Elsewhere in this section, UMG explains that “many prompts may fail the test for copyrightability because they amount to no more than a non-protectible idea”.

It adds: “Instructing a generative AI system to create a ‘poem about pine trees”’ or an image of a ‘lion playing an electric bass’ provides only noncopyrightable concepts.

“However, a prompt may cross the threshold of copyrightability to the extent it satisfies the minimal standards of originality and creativity set forth in Feist Publications, Inc. v. Rural Telephone Service Co., 499 U.S. 340 (1991).”

5. UMg believes there should be “a federal statute” to “prohibit unauthorized generative AI voice clone models”

Last but not least, one of the responses that stood out from UMG’s submission to the USCO was about federal and state laws around the rights of publicity.

The USCO asks if Congress should “establish a new federal right, similar to state law rights of publicity, that would apply to AI-generated material?” UMG appears, from its response, to be very keen for such a law to be introduced.

“Yes, Congress should enact a federal right of publicity statute that would apply to content generated by AI,” notes UMG in its submission.

“Rather than preempt state right of publicity laws, a federal statute should establish a floor for the protection of an individual’s name, image, likeness, and voice.”

Universal explains that in instances “when AI has been used to steal or appropriate an artist’s persona,” the company has “asked distribution platforms hosting, displaying, and transmitting that content to remove the material on the grounds that it violates state right of publicity laws”.

To date, according to UMG, “the response to such requests has been uneven, and some services have refused to remove the material citing claims of Section 230 immunity.”

“A federal statute should prohibit unauthorized generative AI voice clone models.”

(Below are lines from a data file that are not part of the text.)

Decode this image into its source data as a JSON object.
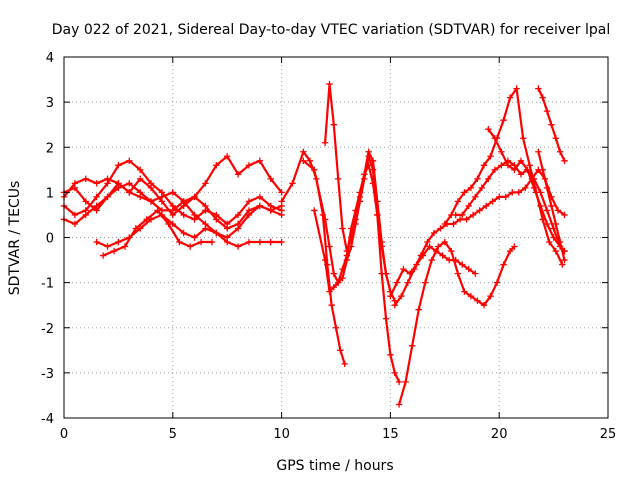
{
  "chart_data": {
    "type": "scatter",
    "title": "Day 022 of 2021, Sidereal Day-to-day VTEC variation (SDTVAR) for receiver lpal",
    "xlabel": "GPS time / hours",
    "ylabel": "SDTVAR / TECUs",
    "xlim": [
      0,
      25
    ],
    "ylim": [
      -4,
      4
    ],
    "xticks": [
      0,
      5,
      10,
      15,
      20,
      25
    ],
    "yticks": [
      -4,
      -3,
      -2,
      -1,
      0,
      1,
      2,
      3,
      4
    ],
    "grid": true,
    "marker": "+",
    "color": "#ff0000",
    "series": [
      {
        "x": [
          0.0,
          0.5,
          1.0,
          1.5,
          2.0,
          2.5,
          3.0,
          3.5,
          4.0,
          4.5,
          5.0,
          5.5,
          6.0,
          6.5,
          7.0,
          7.5,
          8.0,
          8.5,
          9.0,
          9.5,
          10.0
        ],
        "y": [
          1.0,
          1.1,
          0.8,
          0.6,
          0.9,
          1.2,
          1.0,
          1.3,
          1.1,
          0.8,
          0.5,
          0.7,
          0.9,
          1.2,
          1.6,
          1.8,
          1.4,
          1.6,
          1.7,
          1.3,
          1.0
        ]
      },
      {
        "x": [
          0.0,
          0.5,
          1.0,
          1.5,
          2.0,
          2.5,
          3.0,
          3.5,
          4.0,
          4.5,
          5.0,
          5.5,
          6.0,
          6.5,
          7.0,
          7.5,
          8.0,
          8.5,
          9.0,
          9.5,
          10.0
        ],
        "y": [
          0.7,
          0.5,
          0.6,
          0.9,
          1.2,
          1.6,
          1.7,
          1.5,
          1.2,
          1.0,
          0.7,
          0.5,
          0.4,
          0.6,
          0.5,
          0.3,
          0.5,
          0.8,
          0.9,
          0.7,
          0.6
        ]
      },
      {
        "x": [
          0.0,
          0.5,
          1.0,
          1.5,
          2.0,
          2.5,
          3.0,
          3.5,
          4.0,
          4.5,
          5.0,
          5.5,
          6.0,
          6.5,
          7.0,
          7.5,
          8.0,
          8.5,
          9.0,
          9.5,
          10.0
        ],
        "y": [
          0.4,
          0.3,
          0.5,
          0.7,
          0.9,
          1.1,
          1.2,
          1.0,
          0.8,
          0.6,
          0.6,
          0.8,
          0.9,
          0.7,
          0.4,
          0.2,
          0.3,
          0.6,
          0.7,
          0.6,
          0.5
        ]
      },
      {
        "x": [
          0.0,
          0.5,
          1.0,
          1.5,
          2.0,
          2.5,
          3.0,
          3.5,
          4.0,
          4.5,
          5.0,
          5.5,
          6.0,
          6.5,
          7.0,
          7.5,
          8.0,
          8.5,
          9.0,
          9.5,
          10.0
        ],
        "y": [
          0.9,
          1.2,
          1.3,
          1.2,
          1.3,
          1.2,
          1.0,
          0.9,
          0.8,
          0.9,
          1.0,
          0.8,
          0.5,
          0.3,
          0.1,
          0.0,
          0.2,
          0.5,
          0.7,
          0.6,
          0.7
        ]
      },
      {
        "x": [
          1.5,
          2.0,
          2.5,
          3.0,
          3.5,
          4.0,
          4.5,
          5.0,
          5.5,
          6.0,
          6.5,
          7.0,
          7.5,
          8.0,
          8.5,
          9.0,
          9.5,
          10.0
        ],
        "y": [
          -0.1,
          -0.2,
          -0.1,
          0.0,
          0.2,
          0.4,
          0.5,
          0.3,
          0.1,
          0.0,
          0.2,
          0.1,
          -0.1,
          -0.2,
          -0.1,
          -0.1,
          -0.1,
          -0.1
        ]
      },
      {
        "x": [
          1.8,
          2.3,
          2.8,
          3.3,
          3.8,
          4.3,
          4.8,
          5.3,
          5.8,
          6.3,
          6.8
        ],
        "y": [
          -0.4,
          -0.3,
          -0.2,
          0.2,
          0.4,
          0.6,
          0.3,
          -0.1,
          -0.2,
          -0.1,
          -0.1
        ]
      },
      {
        "x": [
          10.0,
          10.5,
          11.0,
          11.3,
          11.6,
          11.9,
          12.1,
          12.3,
          12.5,
          12.7,
          12.9
        ],
        "y": [
          0.8,
          1.2,
          1.9,
          1.7,
          1.3,
          0.5,
          -0.6,
          -1.5,
          -2.0,
          -2.5,
          -2.8
        ]
      },
      {
        "x": [
          11.0,
          11.5,
          12.0,
          12.2,
          12.4,
          12.6,
          12.8,
          13.0,
          13.2,
          13.4,
          13.6,
          13.8,
          14.0,
          14.2,
          14.4,
          14.6,
          14.8,
          15.0,
          15.2,
          15.4
        ],
        "y": [
          1.7,
          1.5,
          0.4,
          -0.2,
          -0.8,
          -1.0,
          -0.9,
          -0.5,
          -0.2,
          0.3,
          0.8,
          1.3,
          1.8,
          1.5,
          0.5,
          -0.8,
          -1.8,
          -2.6,
          -3.0,
          -3.2
        ]
      },
      {
        "x": [
          11.5,
          12.0,
          12.2,
          12.4,
          12.6,
          12.8,
          13.0,
          13.2,
          13.4,
          13.6,
          13.8,
          14.0,
          14.2,
          14.4,
          14.6,
          14.8,
          15.0,
          15.2
        ],
        "y": [
          0.6,
          -0.5,
          -1.2,
          -1.1,
          -1.0,
          -0.7,
          -0.4,
          0.2,
          0.6,
          1.0,
          1.4,
          1.9,
          1.7,
          0.8,
          -0.1,
          -0.8,
          -1.2,
          -1.4
        ]
      },
      {
        "x": [
          12.0,
          12.2,
          12.4,
          12.6,
          12.8,
          13.0,
          13.2,
          13.4,
          13.6,
          13.8,
          14.0,
          14.2,
          14.4,
          14.6,
          14.8,
          15.0
        ],
        "y": [
          2.1,
          3.4,
          2.5,
          1.3,
          0.2,
          -0.3,
          0.0,
          0.4,
          0.9,
          1.4,
          1.6,
          1.2,
          0.5,
          -0.2,
          -0.8,
          -1.2
        ]
      },
      {
        "x": [
          15.0,
          15.3,
          15.6,
          15.9,
          16.2,
          16.5,
          16.8,
          17.1,
          17.4,
          17.7,
          18.0,
          18.3,
          18.6,
          18.9
        ],
        "y": [
          -1.3,
          -1.0,
          -0.7,
          -0.8,
          -0.6,
          -0.4,
          -0.2,
          -0.3,
          -0.4,
          -0.5,
          -0.5,
          -0.6,
          -0.7,
          -0.8
        ]
      },
      {
        "x": [
          15.4,
          15.7,
          16.0,
          16.3,
          16.6,
          16.9,
          17.2,
          17.5,
          17.8,
          18.1,
          18.4,
          18.7,
          19.0,
          19.3,
          19.6,
          19.9,
          20.2,
          20.5,
          20.7
        ],
        "y": [
          -3.7,
          -3.2,
          -2.4,
          -1.6,
          -1.0,
          -0.5,
          -0.2,
          -0.1,
          -0.3,
          -0.8,
          -1.2,
          -1.3,
          -1.4,
          -1.5,
          -1.3,
          -1.0,
          -0.6,
          -0.3,
          -0.2
        ]
      },
      {
        "x": [
          15.2,
          15.5,
          15.8,
          16.1,
          16.4,
          16.7,
          17.0,
          17.3,
          17.6,
          17.9,
          18.2,
          18.5,
          18.8,
          19.1,
          19.4,
          19.7,
          20.0,
          20.3,
          20.6,
          20.9,
          21.2,
          21.5,
          21.8,
          22.1,
          22.4,
          22.7,
          23.0
        ],
        "y": [
          -1.5,
          -1.3,
          -1.0,
          -0.7,
          -0.4,
          -0.1,
          0.1,
          0.2,
          0.3,
          0.3,
          0.4,
          0.4,
          0.5,
          0.6,
          0.7,
          0.8,
          0.9,
          0.9,
          1.0,
          1.0,
          1.1,
          1.3,
          1.5,
          1.3,
          0.9,
          0.6,
          0.5
        ]
      },
      {
        "x": [
          17.5,
          17.8,
          18.1,
          18.4,
          18.7,
          19.0,
          19.3,
          19.6,
          19.9,
          20.2,
          20.5,
          20.8,
          21.1,
          21.4,
          21.7,
          22.0,
          22.3,
          22.6,
          22.9
        ],
        "y": [
          0.3,
          0.5,
          0.8,
          1.0,
          1.1,
          1.3,
          1.6,
          1.8,
          2.2,
          2.6,
          3.1,
          3.3,
          2.2,
          1.6,
          1.0,
          0.4,
          -0.1,
          -0.3,
          -0.6
        ]
      },
      {
        "x": [
          18.0,
          18.3,
          18.6,
          18.9,
          19.2,
          19.5,
          19.8,
          20.1,
          20.4,
          20.7,
          21.0,
          21.3,
          21.6,
          21.9,
          22.2,
          22.5,
          22.8,
          23.0
        ],
        "y": [
          0.5,
          0.5,
          0.7,
          0.9,
          1.1,
          1.3,
          1.5,
          1.6,
          1.7,
          1.6,
          1.4,
          1.5,
          1.3,
          1.0,
          0.6,
          0.2,
          -0.2,
          -0.3
        ]
      },
      {
        "x": [
          19.5,
          19.8,
          20.1,
          20.4,
          20.7,
          21.0,
          21.3,
          21.6,
          21.9,
          22.2,
          22.5,
          22.8,
          23.0
        ],
        "y": [
          2.4,
          2.2,
          1.9,
          1.6,
          1.5,
          1.7,
          1.5,
          1.1,
          0.7,
          0.3,
          0.0,
          -0.2,
          -0.3
        ]
      },
      {
        "x": [
          21.8,
          22.0,
          22.2,
          22.4,
          22.6,
          22.8,
          23.0
        ],
        "y": [
          3.3,
          3.1,
          2.8,
          2.5,
          2.2,
          1.9,
          1.7
        ]
      },
      {
        "x": [
          21.8,
          22.0,
          22.2,
          22.4,
          22.6,
          22.8,
          23.0
        ],
        "y": [
          1.9,
          1.5,
          1.1,
          0.7,
          0.3,
          -0.1,
          -0.5
        ]
      }
    ]
  }
}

In addition to a federal right of publicity statute applying to content generated by AI, UMG argues that “a federal statute should prohibit unauthorized generative AI voice clone ‘models’.”

In other words, “algorithms designed with the intent of allowing users to create new recordings in a mimicked voice (or voices) used to train the model without consent.”

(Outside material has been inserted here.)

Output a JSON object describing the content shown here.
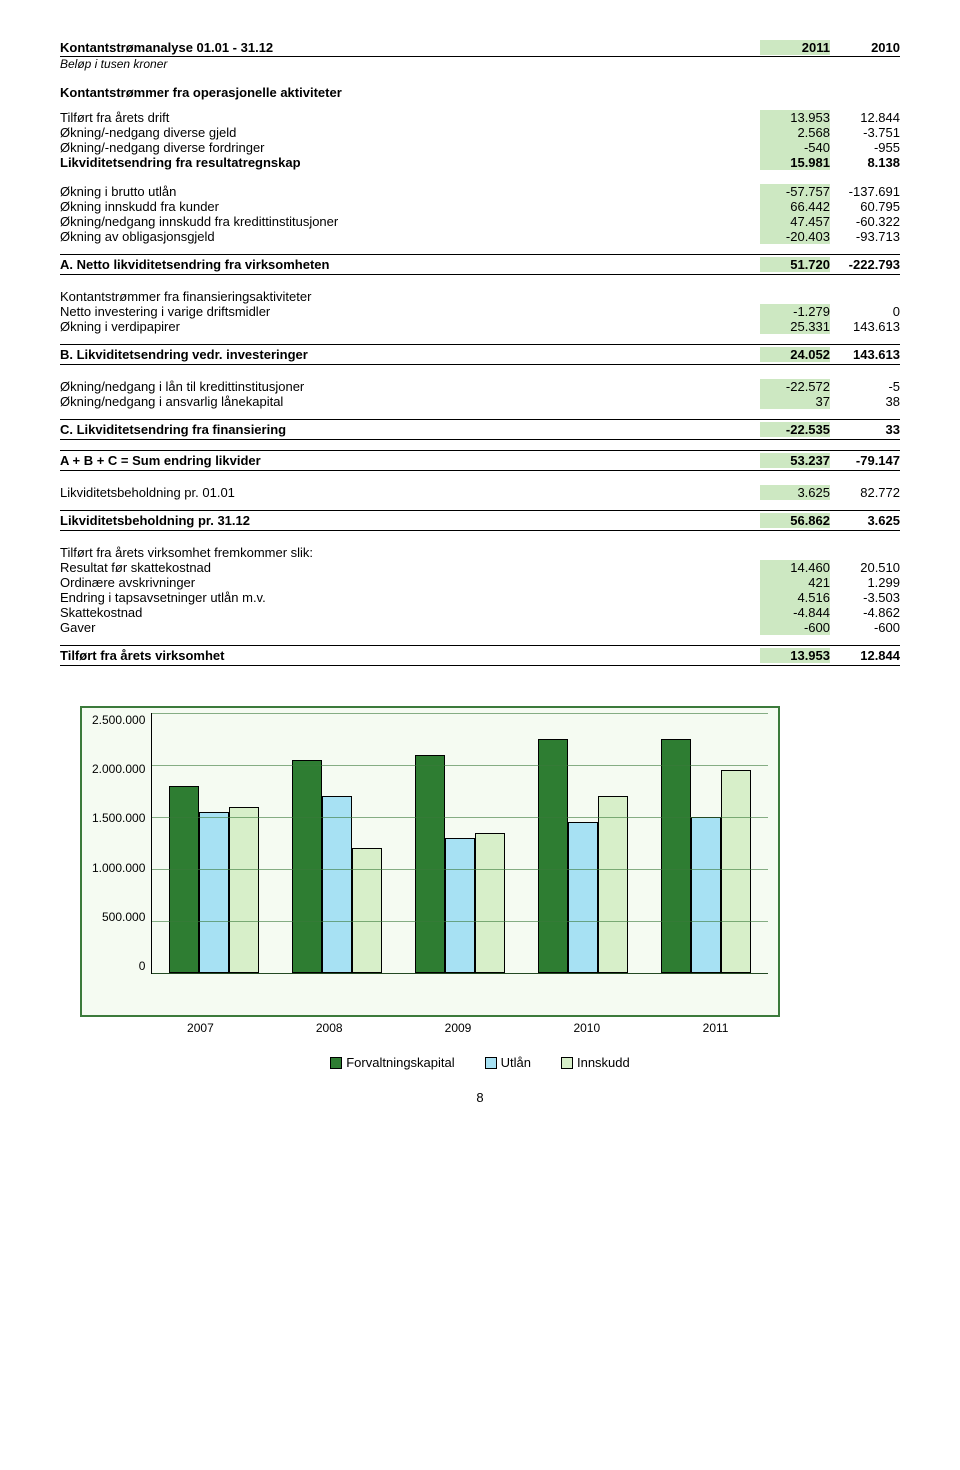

This particular suggestion arrives a few months after a media storm around Universal Music Group-affiliated megastars Drake and The Weeknd seeing their vocals replicated by AI tools without permission, and then ‘performed’ within a viral track called heart on my sleeve, created by the ‘artist’ called ghostwriter.

Via a third-party distributor, the track made its way to streaming services like Spotify, Apple Music, SoundCloud, Deezer and TIDAL, where it began to rack up streams by the hundreds of thousands. It was subsequently deleted by these platforms.

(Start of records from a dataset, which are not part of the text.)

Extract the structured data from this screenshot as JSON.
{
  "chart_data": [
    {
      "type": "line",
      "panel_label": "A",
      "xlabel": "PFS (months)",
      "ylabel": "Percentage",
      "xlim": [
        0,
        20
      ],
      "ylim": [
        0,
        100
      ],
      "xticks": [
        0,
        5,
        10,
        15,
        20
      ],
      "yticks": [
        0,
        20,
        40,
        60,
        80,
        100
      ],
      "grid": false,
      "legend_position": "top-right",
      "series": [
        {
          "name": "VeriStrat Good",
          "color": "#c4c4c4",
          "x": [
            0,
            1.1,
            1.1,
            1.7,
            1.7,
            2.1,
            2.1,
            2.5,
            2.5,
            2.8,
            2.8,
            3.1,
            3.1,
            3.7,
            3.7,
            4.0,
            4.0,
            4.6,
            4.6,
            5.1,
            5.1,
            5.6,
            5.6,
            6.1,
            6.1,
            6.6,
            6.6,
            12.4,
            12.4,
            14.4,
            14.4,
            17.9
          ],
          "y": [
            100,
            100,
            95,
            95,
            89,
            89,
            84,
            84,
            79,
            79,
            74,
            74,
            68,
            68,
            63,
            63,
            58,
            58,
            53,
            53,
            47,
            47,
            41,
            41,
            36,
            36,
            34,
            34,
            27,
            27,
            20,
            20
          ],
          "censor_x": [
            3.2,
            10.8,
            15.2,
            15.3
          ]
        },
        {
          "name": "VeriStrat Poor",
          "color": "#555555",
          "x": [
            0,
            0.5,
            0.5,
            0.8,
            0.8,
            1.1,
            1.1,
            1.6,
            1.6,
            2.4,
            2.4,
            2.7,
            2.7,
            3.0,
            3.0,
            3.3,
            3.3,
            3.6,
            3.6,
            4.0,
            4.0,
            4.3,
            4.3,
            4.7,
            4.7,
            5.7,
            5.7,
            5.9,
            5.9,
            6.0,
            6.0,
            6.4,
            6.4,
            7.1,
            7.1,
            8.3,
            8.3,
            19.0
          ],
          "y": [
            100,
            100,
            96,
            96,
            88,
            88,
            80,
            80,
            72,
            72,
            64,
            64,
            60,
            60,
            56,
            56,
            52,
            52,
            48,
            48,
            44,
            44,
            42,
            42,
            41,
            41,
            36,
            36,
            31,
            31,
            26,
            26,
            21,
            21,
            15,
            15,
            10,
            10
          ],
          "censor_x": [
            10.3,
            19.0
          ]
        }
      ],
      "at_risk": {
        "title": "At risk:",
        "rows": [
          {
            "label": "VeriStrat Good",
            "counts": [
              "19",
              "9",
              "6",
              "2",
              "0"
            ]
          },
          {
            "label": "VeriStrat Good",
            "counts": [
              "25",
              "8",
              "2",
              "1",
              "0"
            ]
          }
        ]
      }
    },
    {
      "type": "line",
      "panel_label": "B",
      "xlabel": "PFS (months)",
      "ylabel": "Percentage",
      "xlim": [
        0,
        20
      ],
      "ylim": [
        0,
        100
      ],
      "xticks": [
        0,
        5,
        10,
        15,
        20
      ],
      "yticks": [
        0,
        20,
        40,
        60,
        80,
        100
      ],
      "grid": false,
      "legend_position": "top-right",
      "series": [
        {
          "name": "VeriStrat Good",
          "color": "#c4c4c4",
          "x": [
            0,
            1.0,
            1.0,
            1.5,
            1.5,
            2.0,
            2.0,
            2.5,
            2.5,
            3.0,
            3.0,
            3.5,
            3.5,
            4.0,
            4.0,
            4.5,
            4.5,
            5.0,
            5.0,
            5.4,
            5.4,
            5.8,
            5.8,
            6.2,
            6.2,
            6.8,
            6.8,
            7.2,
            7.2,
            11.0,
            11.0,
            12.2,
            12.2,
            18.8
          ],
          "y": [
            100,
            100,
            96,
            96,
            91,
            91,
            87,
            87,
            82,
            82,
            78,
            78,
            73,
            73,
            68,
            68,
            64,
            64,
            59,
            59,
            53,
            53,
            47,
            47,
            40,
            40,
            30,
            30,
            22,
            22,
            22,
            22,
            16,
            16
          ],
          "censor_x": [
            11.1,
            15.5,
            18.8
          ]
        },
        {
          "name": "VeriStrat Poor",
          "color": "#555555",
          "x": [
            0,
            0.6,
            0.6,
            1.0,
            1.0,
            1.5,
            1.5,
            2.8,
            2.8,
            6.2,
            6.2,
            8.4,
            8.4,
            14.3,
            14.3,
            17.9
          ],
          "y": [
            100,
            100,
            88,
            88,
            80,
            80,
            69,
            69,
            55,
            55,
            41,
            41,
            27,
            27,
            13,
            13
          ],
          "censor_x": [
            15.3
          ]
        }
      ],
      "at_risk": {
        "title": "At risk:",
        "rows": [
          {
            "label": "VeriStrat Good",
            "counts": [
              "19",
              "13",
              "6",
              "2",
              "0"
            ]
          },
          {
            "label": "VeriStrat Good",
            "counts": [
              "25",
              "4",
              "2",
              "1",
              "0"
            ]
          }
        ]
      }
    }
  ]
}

UMG adds in its recent USCO submission: “A meaningful statute will also include a First Amendment balancing test to harmonize the potentially conflicting interests of the individual and free speech.

“We firmly believe in freedom of expression, but broad categorical exemptions in some existing state statutes can enable the exception to swallow the rule.”

It continues: “A court is in the best position to weigh the facts and balance the interests; defendants should not be able to trample on an individual’s right of publicity by simply labeling their AI creation a form of content included in an all-encompassing list of categorical exemptions.

“Beyond those contours, it is important that a federal statute (1) institute fines and enable damage recoveries sufficient to establish a deterrent effect, (2) authorize both federal enforcement and a private right of action, and (3) as with all forms of intellectual property, the right should be eligible for assignment or licensing either in whole or in part, so that enforcement may be delegated.”